A contextualização, a problematização e a interdisciplinaridade compõem as investigações deste estudo para os conteúdos de biologia celular, no qual é analisada sua forma em que se estabelece relacionados ao cotidiano social, também identificando a existência da interdisciplinaridade e relacionando se ocorre o incentivo a resolução dos testes baseado no raciocínio de problemas ligados a fenômenos biológicos. É claro que por serem conteúdos abstratos (PALMERO, 2003) para os alunos ou egresso do ensino médio, necessitam ser ensinados de forma ativa, em que o estudante analisa e raciocinam as informações apresentadas nesse ensino (KITCHEN et al, 2007; SANTOS, 2008).

A investigação deste nosso estudo é a relação das habilidades e competências aos conteúdos de biologia celular, na forma de averiguar como se dá a associação das habilidades com esse conhecimento. Também é analisado se nas perguntas desse exame enfatizam mais a reprodução de conceitos do que a resolução de problemas contextualizados e interdisciplinares.
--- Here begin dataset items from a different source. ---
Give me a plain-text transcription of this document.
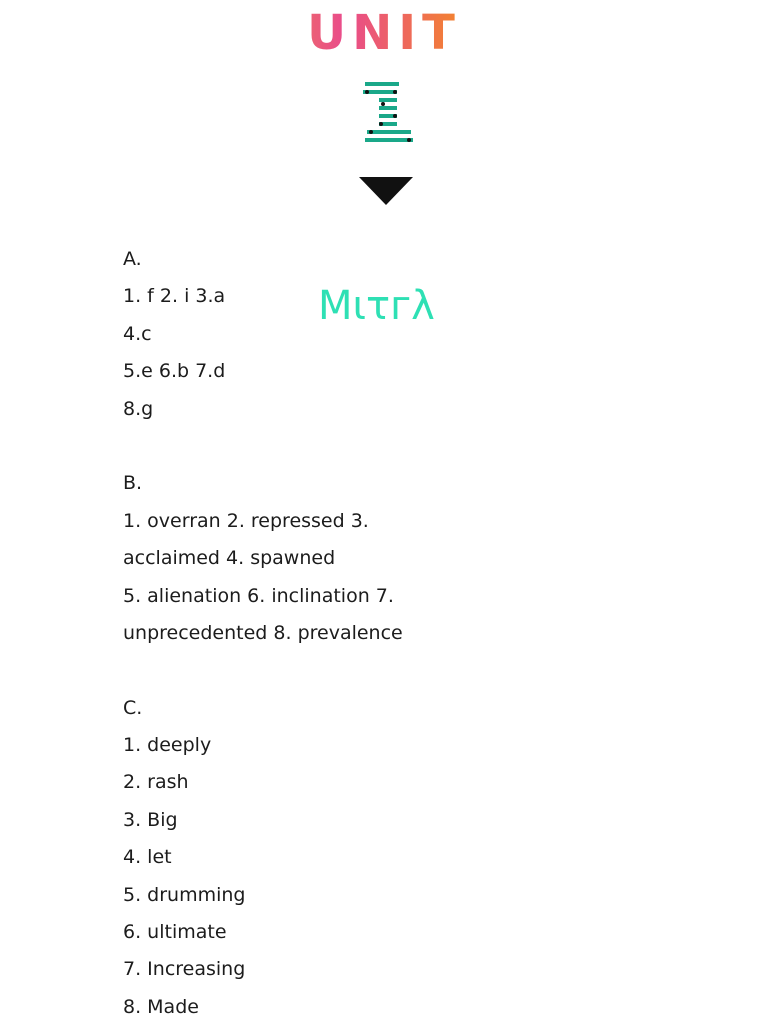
UNIT

Mιτгλ

A.

1. f 2. i 3.a

4.c

5.e 6.b 7.d

8.g

B.

1. overran 2. repressed 3.

acclaimed 4. spawned

5. alienation 6. inclination 7.

unprecedented 8. prevalence

C.

1. deeply

2. rash

3. Big

4. let

5. drumming

6. ultimate

7. Increasing

8. Made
Os conteúdos de biologia celular exigidos no ENEM, os quais são os objetos da discussão deste estudo, compreendem desde a identificação dos seres vivos, a exemplo de células, suas relações e particularidades, até conteúdos mais complexos, como a clonagem, a biotecnologia: aplicações de tecnologias relacionadas ao DNA, às investigações científicas, à determinação da paternidade, à investigação criminal e à identificação de indivíduos. Ademais, há no exame, questões que exigem reflexão sobre aspectos éticos relacionados ao desenvolvimento biotecnológico (BRASIL, 2009). E este conteúdo ganha mais importância para sua compreensão na medida em que são discutidos na mídia e investigados de forma crescente na área cientifica, como por exemplo, os temas da clonagem e as células-tronco, ambas debatidas em fóruns jornalísticos e pesquisa acadêmica, a sociedade civil como um todo, o que por sua vez contribui elaboração das questões de maneira contextualizada.

A biologia celular é relevante para entender a dinâmica da vida, no seu conceito mais simples e basal na compreensão da particularidade de cada indivíduo, ou seja, o fundamento de que todo ser vivo é formado por células assim, é um conteúdo relevante para a formação do egresso do ensino médio. Portanto o estudo ora proposto se justifica na medida em que se propõe a analisar as interfaces contidas no exame: conteúdo e questões do cotidiano, recursos cognitivos exigidos, já que o ENEM como ingresso dos estudantes no ensino superior tem se consolidado no sistema brasileiro de educação e pautando a organização dos conteúdos do ensino médio.

 

2 METODOLOGIA

Os recursos metodológicos utilizados para este estudo envolveram a análise de questões formuladas para o Exame Nacional do Ensino Médio dos anos de 1998 a 2011, os requisitos cognitivos para respondê-las e uma analise das habilidades da Matriz de Referências (BRASIL, 2009).

A análise das questões do ENEM foi selecionada a partir das perguntas que obtivessem a exigência dos conteúdos de biologia e que necessariamente continham algum conteúdo de biologia celular, como a divisão celular e a replicação do DNA. Outras questões que não continha esse conteúdo para este estudo, mesmo que contivessem conteúdos relacionados à biologia não foram analisadas. A seleção das questões contou com a participação de três professores avaliadores com formação biologia, um dos quais com mestrado na área de concentração em biologia celular. Todas as provas investigadas nesse estudo foram de cores amarelas.

Para analisá-las propomos três tipos de exigência de conteúdos nas questões, os quais poderiam requerer dos egressos do ensino médio, além do exercício da memorização, a interpretação e a análise do conteúdo de biologia celular propriamente. Para esses tipos de perguntas, identificamos com números: 1, 2 e 3. Chamamos esses números de escores ao longo do texto. Esses números, aqui utilizados, procuram, de acordo com sua crescente numeração, sistematizar a cada nível de pensamento os processos mentais exigidos nas questões. Esses processos mentais podem ser: o reconhecimento ou a associação do conteúdo, a explicação ou a transposição de fenômenos e conceitos e, por fim, a síntese ou a predição de dados experimentais (SANT'ANNA, 1995).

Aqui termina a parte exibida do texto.